Historically a Democratic focus, drug pricing policy has been co-opted by Republicans, making it a bipartisan political issue. This alignment creates a stable policy overhang and sustained uncertainty around pricing and innovation, deterring generalist investors regardless of which party is in power.
Beyond tackling fatal diseases to increase lifespan, a new wave of biotech innovation focuses on "health span"—the period of life lived in high quality. This includes developing treatments for conditions often dismissed as aging, such as frailty, vision loss, and hearing decline, aiming to improve wellbeing in later decades.
While healthcare companies widely use AI for cost savings and R&D efficiency, it has not yet translated into measurable revenue or earnings growth. For equity investors, there are easier, more direct ways to invest in the AI trend, making healthcare a poor proxy for the theme until its financial impact becomes clear.
The healthcare sector's current struggles are not a recent phenomenon but a five-year trend of underperformance. This has culminated in its market cap weight in the S&P 500 dropping to 9%, the lowest level in three decades, signaling a significant, long-term investor rotation away from the industry.
The 2020-2021 biotech "bubble" pushed very early-stage companies into public markets prematurely.
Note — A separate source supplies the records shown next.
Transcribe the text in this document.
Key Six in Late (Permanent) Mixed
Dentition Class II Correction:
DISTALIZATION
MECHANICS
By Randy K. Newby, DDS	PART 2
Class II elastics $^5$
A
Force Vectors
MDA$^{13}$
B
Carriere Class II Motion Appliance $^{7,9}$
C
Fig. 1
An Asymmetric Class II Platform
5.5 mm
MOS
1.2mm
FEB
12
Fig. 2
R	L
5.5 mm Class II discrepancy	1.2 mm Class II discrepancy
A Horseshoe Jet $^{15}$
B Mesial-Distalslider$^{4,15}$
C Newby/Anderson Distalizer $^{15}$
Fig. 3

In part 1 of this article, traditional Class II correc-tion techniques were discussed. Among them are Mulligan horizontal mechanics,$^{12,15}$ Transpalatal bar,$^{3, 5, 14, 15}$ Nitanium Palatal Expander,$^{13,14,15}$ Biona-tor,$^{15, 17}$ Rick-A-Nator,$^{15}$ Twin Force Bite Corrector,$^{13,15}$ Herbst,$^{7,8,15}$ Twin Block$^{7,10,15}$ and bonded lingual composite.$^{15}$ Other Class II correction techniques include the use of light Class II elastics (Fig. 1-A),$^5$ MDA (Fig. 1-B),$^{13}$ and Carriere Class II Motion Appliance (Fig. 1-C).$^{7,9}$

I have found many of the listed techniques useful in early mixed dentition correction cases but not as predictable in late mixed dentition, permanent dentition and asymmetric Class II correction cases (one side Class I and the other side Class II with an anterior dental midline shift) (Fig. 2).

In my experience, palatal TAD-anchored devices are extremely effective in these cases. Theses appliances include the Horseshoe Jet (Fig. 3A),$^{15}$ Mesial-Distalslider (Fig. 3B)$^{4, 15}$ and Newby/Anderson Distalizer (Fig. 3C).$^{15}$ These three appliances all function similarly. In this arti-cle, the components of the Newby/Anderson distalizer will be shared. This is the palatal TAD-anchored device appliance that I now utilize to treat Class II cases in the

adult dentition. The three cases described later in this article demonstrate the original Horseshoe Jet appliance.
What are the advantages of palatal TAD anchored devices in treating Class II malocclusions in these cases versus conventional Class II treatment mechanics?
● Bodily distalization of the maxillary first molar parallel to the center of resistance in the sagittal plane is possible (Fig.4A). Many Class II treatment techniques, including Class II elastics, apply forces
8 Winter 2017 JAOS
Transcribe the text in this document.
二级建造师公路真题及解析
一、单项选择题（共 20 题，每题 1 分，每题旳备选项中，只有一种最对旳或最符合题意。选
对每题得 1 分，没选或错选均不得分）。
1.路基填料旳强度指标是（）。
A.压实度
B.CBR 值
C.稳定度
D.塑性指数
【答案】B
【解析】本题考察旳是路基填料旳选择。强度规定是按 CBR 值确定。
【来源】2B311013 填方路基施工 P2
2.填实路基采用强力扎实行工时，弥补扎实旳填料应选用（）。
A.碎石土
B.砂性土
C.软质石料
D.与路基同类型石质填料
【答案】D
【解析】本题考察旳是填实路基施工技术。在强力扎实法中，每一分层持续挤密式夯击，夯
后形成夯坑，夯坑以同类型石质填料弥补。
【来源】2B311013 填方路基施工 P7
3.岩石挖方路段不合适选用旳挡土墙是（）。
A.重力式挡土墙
The subsequent correction, though painful, has been a healthy reset. It has forced the sector back toward a more suitable, long-duration private funding model where companies can mature before facing public market pressures.
Early-stage biotech companies are vulnerable to short selling in public markets because their experiments run for 12-24 months, creating long periods without news flow. With no catalysts to drive buying ("no bid"), hedge funds can short the stocks until data is released, highlighting a structural disadvantage of being public too early.